Smaller, sleeker lenses that don’t degrade image quality? Oh Harvard, what will you come up with next?
When it comes to the lenses of optical devices such as video cameras, DSLRs and binoculars there aren’t too many variations in terms of design. In order to accurately and comfortably capture the entire visible spectrum of light, current optical devices utilize several different lenses of varying thickness and materials stacked atop one another. While this does result in a high resolution, it can also add greatly to the bulk of the device. However thanks to a talented team of researchers at Harvard John A. Paulson School of Engineering and Applied Sciences (SEAS) we may be on the verge of a new era in lense technology via new advances that could revolutionize the game. This video below should help shed a little more light (pun very much intended):
Referred to as Metalenses, this 21st century reimagining of the traditional lens bypasses the complicated and often space-consuming process of stacking various lenses atop one another in favor of one a single, flat design. The first of its kind, metalenses are essentially flat surfaces that employ nanostructure technology to focus the entire visible spectrum of light – including white – in the same exact spot and quality of high resolution as conventional lenses.

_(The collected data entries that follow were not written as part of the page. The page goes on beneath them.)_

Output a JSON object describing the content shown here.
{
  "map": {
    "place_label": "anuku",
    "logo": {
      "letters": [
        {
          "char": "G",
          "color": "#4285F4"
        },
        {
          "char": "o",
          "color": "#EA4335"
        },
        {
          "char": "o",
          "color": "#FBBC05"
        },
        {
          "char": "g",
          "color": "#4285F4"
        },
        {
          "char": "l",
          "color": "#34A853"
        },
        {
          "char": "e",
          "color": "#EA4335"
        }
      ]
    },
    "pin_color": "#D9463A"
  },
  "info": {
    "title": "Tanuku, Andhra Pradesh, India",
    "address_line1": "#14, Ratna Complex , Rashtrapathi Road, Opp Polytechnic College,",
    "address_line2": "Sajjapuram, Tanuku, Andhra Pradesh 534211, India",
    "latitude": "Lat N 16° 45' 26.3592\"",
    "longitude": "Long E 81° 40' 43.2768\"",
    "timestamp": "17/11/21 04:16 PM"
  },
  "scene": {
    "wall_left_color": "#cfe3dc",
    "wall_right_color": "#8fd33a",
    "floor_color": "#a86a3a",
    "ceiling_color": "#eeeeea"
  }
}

“Metalenses have advantages over traditional lenses,” stated Federico Capasso, the Robert L. Wallace Professor of Applied Physics and Vinton Hayes Senior Research Fellow in Electrical Engineering at SEAS as well as the senior author of the research. “Metalenses are thin, easy to fabricate and cost effective. This breakthrough extends those advantages across the whole visible range of light. This is the next big step.”

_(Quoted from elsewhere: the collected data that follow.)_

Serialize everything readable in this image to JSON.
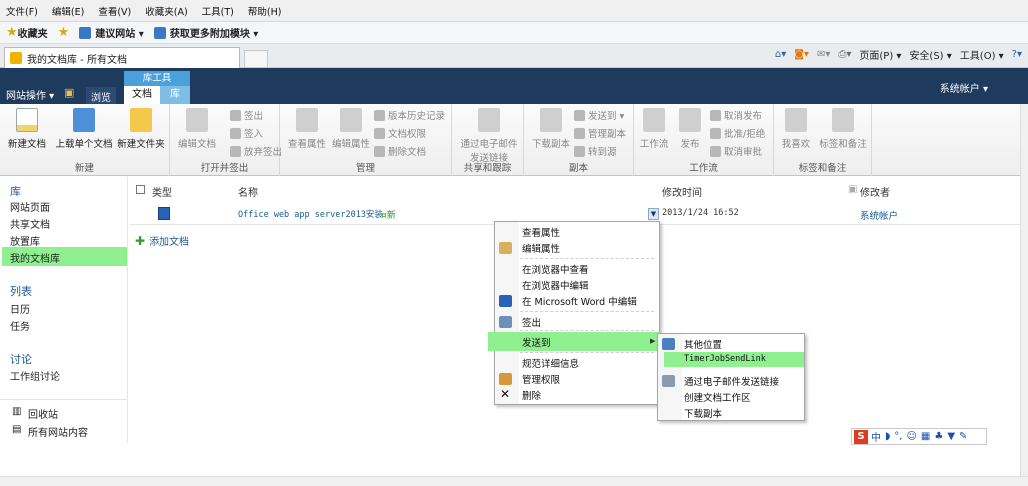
{
  "ie_menu": [
    "文件(F)",
    "编辑(E)",
    "查看(V)",
    "收藏夹(A)",
    "工具(T)",
    "帮助(H)"
  ],
  "favorites": {
    "label": "收藏夹",
    "links": [
      "建议网站 ▾",
      "获取更多附加模块 ▾"
    ]
  },
  "tab": {
    "title": "我的文档库 - 所有文档"
  },
  "command_bar": [
    "页面(P) ▾",
    "安全(S) ▾",
    "工具(O) ▾"
  ],
  "sp_header": {
    "site_actions": "网站操作 ▾",
    "browse": "浏览",
    "library_tools": "库工具",
    "tab_documents": "文档",
    "tab_library": "库",
    "account": "系统帐户 ▾"
  },
  "ribbon": {
    "groups": {
      "new": "新建",
      "open_checkout": "打开并签出",
      "manage": "管理",
      "share_track": "共享和跟踪",
      "copies": "副本",
      "workflows": "工作流",
      "tags": "标签和备注"
    },
    "new_document": "新建文档",
    "upload_document": "上载单个文档",
    "new_folder": "新建文件夹",
    "edit_document": "编辑文档",
    "check_out": "签出",
    "check_in": "签入",
    "discard_checkout": "放弃签出",
    "view_properties": "查看属性",
    "edit_properties": "编辑属性",
    "version_history": "版本历史记录",
    "doc_permissions": "文档权限",
    "delete_document": "删除文档",
    "email_link_line1": "通过电子邮件",
    "email_link_line2": "发送链接",
    "download_copy": "下载副本",
    "send_to": "发送到 ▾",
    "manage_copies": "管理副本",
    "goto_source": "转到源",
    "workflows": "工作流",
    "publish": "发布",
    "unpublish": "取消发布",
    "approve_reject": "批准/拒绝",
    "cancel_approval": "取消审批",
    "i_like_it": "我喜欢",
    "tags_notes": "标签和备注"
  },
  "leftnav": {
    "libraries": "库",
    "site_pages": "网站页面",
    "shared_docs": "共享文档",
    "drop_off": "放置库",
    "my_library": "我的文档库",
    "lists": "列表",
    "calendar": "日历",
    "tasks": "任务",
    "discussions": "讨论",
    "team_discussion": "工作组讨论",
    "recycle_bin": "回收站",
    "all_content": "所有网站内容"
  },
  "list": {
    "col_type": "类型",
    "col_name": "名称",
    "col_modified": "修改时间",
    "col_modified_by": "修改者",
    "row": {
      "name": "Office web app server2013安装",
      "new_tag": "¤新",
      "modified": "2013/1/24 16:52",
      "modified_by": "系统帐户"
    },
    "add_document": "添加文档"
  },
  "context_menu": {
    "view_properties": "查看属性",
    "edit_properties": "编辑属性",
    "view_in_browser": "在浏览器中查看",
    "edit_in_browser": "在浏览器中编辑",
    "edit_in_word": "在 Microsoft Word 中编辑",
    "check_out": "签出",
    "send_to": "发送到",
    "compliance_details": "规范详细信息",
    "manage_permissions": "管理权限",
    "delete": "删除"
  },
  "send_to_menu": {
    "other_location": "其他位置",
    "timer_job": "TimerJobSendLink",
    "email_link": "通过电子邮件发送链接",
    "create_workspace": "创建文档工作区",
    "download_copy": "下载副本"
  },
  "ime": {
    "zh": "中"
  },
  "colors": {
    "sp_header_bg": "#1e3a5c",
    "highlight": "#8ff08f",
    "link": "#1a5a96",
    "library_tools_tab": "#4aa0d8"
  }
}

“One of the biggest challenges in designing an achromatic broadband lens is making sure that the outgoing wavelengths from all the different points of the metalens arrive at the focal point at the same time,” added Wei Ting Chen, postdoctoral fellow at SEAS and paper contributor. “By combining two nanofins into one element, we can tune the speed of light in the nanostructured material, to ensure that all wavelengths in the visible are focused in the same spot, using a single metalens. This dramatically reduces thickness and design complexity compared to composite standard achromatic lenses.”
Confused? So was I. Basically, each wavelength on the visible spectrum moves through various materials at different speeds. If each wavelength arrived independently at various times, it would result in image distortion. It’s for this reason traditional lenses are curved and multilayered as to accommodate the varying speeds of each wavelength. Metalenses utilize a system of paired titanium dioxide nanofins to ensure each light arrives at the same time without the need of layered lenses. The result is a smaller, sleeker, cheaper lens that simultaneously matches the quality of traditional lenses.

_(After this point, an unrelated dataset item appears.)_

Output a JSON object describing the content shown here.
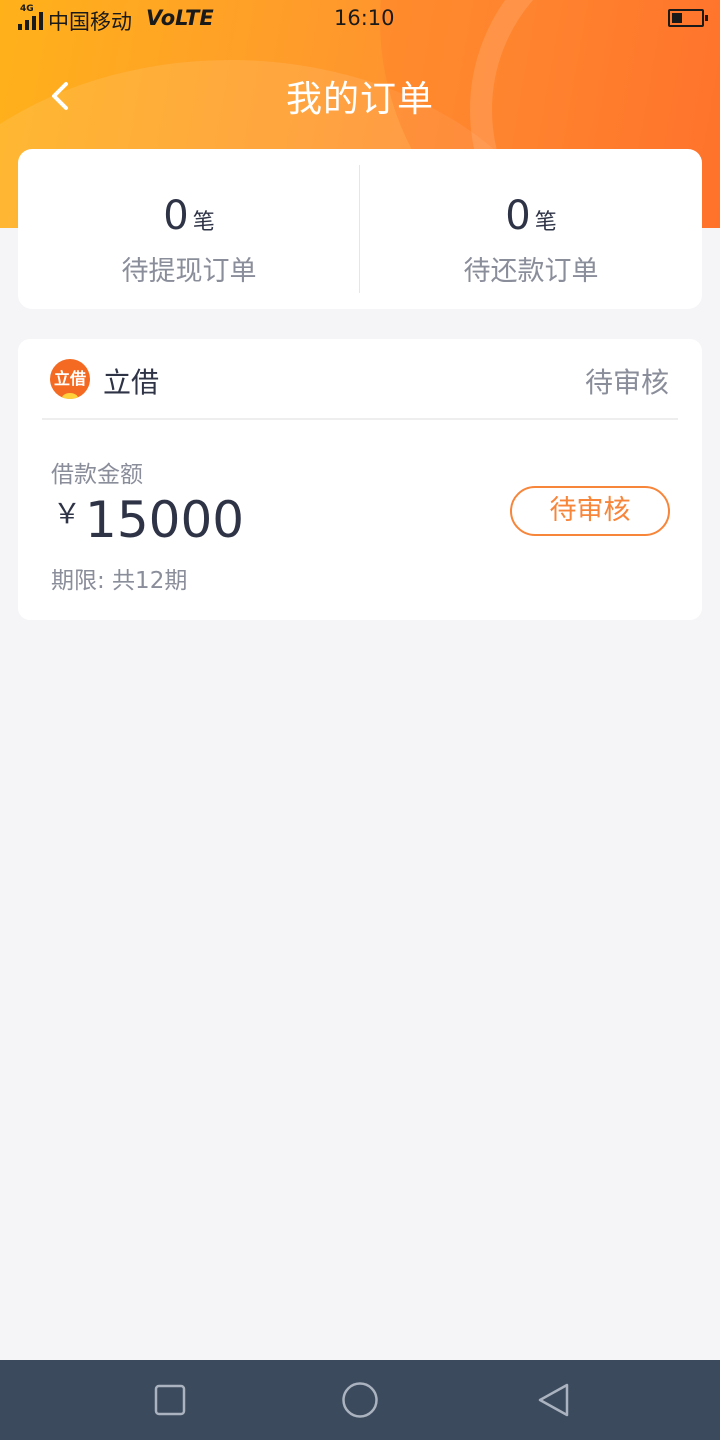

So what does this mean for VR & AR? Hopefully smaller, sleeker headsets for one. Much like other cameras and lens-based devices, VR & AR relies heavily on a system of high quality lenses in order to function properly. A smaller pair of lenses could drastically reduce the size and weight of current headset hardware which could in turn increase immersion. After all, the most engaging moments in VR and AR are the ones we forget we’re actually wearing a headset.